Raab and some court reporting firm chiefs here, who are critical of the trend, hope New York joins its counterparts across the country. Legislation in New York is now in draft form, Raab said.

“It’s a very unfair situation,” said Sandy Tankoos, president of Tankoos Reporting Co. in Mineola and Manhattan, who has received solicitation letters from insurance companies.

“Can that reporter be impartial, really?” said Tankoos, who said she declines such arrangements, however lucrative. “For all of those reasons I walked away from the work.” The Virginia-based National Court Reporters Association, too, has vowed to lobby for federal and state legislation, calling the laws “the best way to address the ethical and legal problems raised by contracting arrangements.” In some cases, companies demand access to banks of testimony given by witnesses, even if the testimony was provided for an unrelated case.

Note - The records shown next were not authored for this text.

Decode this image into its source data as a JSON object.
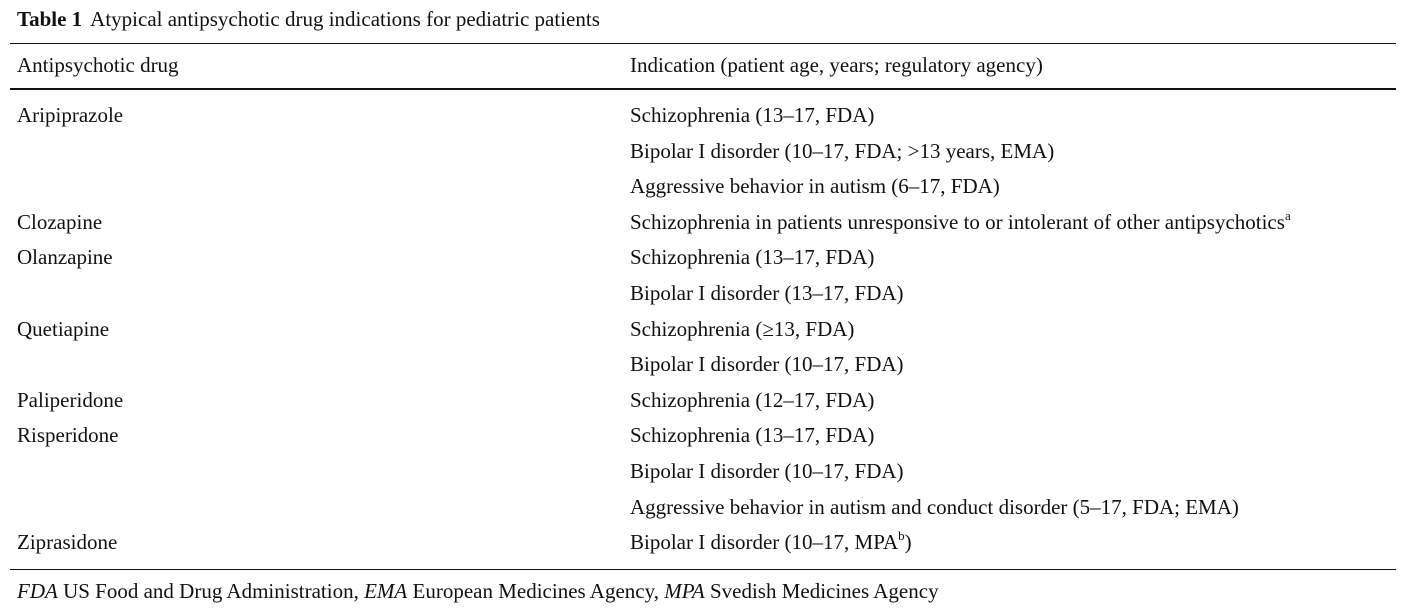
{
  "table": {
    "label": "Table 1",
    "title": "Atypical antipsychotic drug indications for pediatric patients",
    "headers": {
      "drug": "Antipsychotic drug",
      "indication": "Indication (patient age, years; regulatory agency)"
    },
    "rows": [
      {
        "drug": "Aripiprazole",
        "indication": "Schizophrenia (13–17, FDA)",
        "sup": "",
        "after": ""
      },
      {
        "drug": "",
        "indication": "Bipolar I disorder (10–17, FDA; >13 years, EMA)",
        "sup": "",
        "after": ""
      },
      {
        "drug": "",
        "indication": "Aggressive behavior in autism (6–17, FDA)",
        "sup": "",
        "after": ""
      },
      {
        "drug": "Clozapine",
        "indication": "Schizophrenia in patients unresponsive to or intolerant of other antipsychotics",
        "sup": "a",
        "after": ""
      },
      {
        "drug": "Olanzapine",
        "indication": "Schizophrenia (13–17, FDA)",
        "sup": "",
        "after": ""
      },
      {
        "drug": "",
        "indication": "Bipolar I disorder (13–17, FDA)",
        "sup": "",
        "after": ""
      },
      {
        "drug": "Quetiapine",
        "indication": "Schizophrenia (≥13, FDA)",
        "sup": "",
        "after": ""
      },
      {
        "drug": "",
        "indication": "Bipolar I disorder (10–17, FDA)",
        "sup": "",
        "after": ""
      },
      {
        "drug": "Paliperidone",
        "indication": "Schizophrenia (12–17, FDA)",
        "sup": "",
        "after": ""
      },
      {
        "drug": "Risperidone",
        "indication": "Schizophrenia (13–17, FDA)",
        "sup": "",
        "after": ""
      },
      {
        "drug": "",
        "indication": "Bipolar I disorder (10–17, FDA)",
        "sup": "",
        "after": ""
      },
      {
        "drug": "",
        "indication": "Aggressive behavior in autism and conduct disorder (5–17, FDA; EMA)",
        "sup": "",
        "after": ""
      },
      {
        "drug": "Ziprasidone",
        "indication": "Bipolar I disorder (10–17, MPA",
        "sup": "b",
        "after": ")"
      }
    ],
    "footnote": [
      {
        "abbr": "FDA",
        "text": " US Food and Drug Administration, "
      },
      {
        "abbr": "EMA",
        "text": " European Medicines Agency, "
      },
      {
        "abbr": "MPA",
        "text": " Svedish Medicines Agency"
      }
    ]
  }
}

The firm’s attorney may use prior testimony against a witness to show contradictions.

They also complain that court reporting firms with contracts charge their clients less in exchange for high business volume but inflate their fees to the opposing party to offset the discount.

But Heywood (Woody) Waga, vice president of Veritext, a reporting firm with offices on Long Island and in six states, said the drive to outlaw contracting is really an attempt to kill competition.

“It’s not about ethics or morality,” Waga said. “I invite anyone who feels that any court reporter has rendered a service that’s either inappropriate, unethical, immoral, or amoral to file charges with the appropriate ethics committee or court of law and I will stand behind them if it’s unethical.” Some court reporting firms provide depositions to their clients days before they deliver them to the opposing party, giving the opponent a time deficit, Pressley said.

Pressley said insurance companies are most often the companies seeking the contracts because they handle a high volume of litigation.

The practice began in the 1980s. Various states began passing laws banning the practice in the mid-1990s, she said.

“This is one more example of the privatization of justice,” Pressley said.

“You’re not seeing an equal footing for both sides.” She said that the laws passed in 17 states, including Hawaii, Texas, Utah, Minnesota, Virginia, Kentucky and Arkansas, vary in the penalties imposed-from nullifying a deposition taken under such arrangements to disciplining a court reporter with suspension or license revocation.

Hughes, of Esquire Communications, defended the contracts as a legitimate business relationship.

“We think everyone should be treated fairly, and that what you offer to one side you offer it to the other,” she said.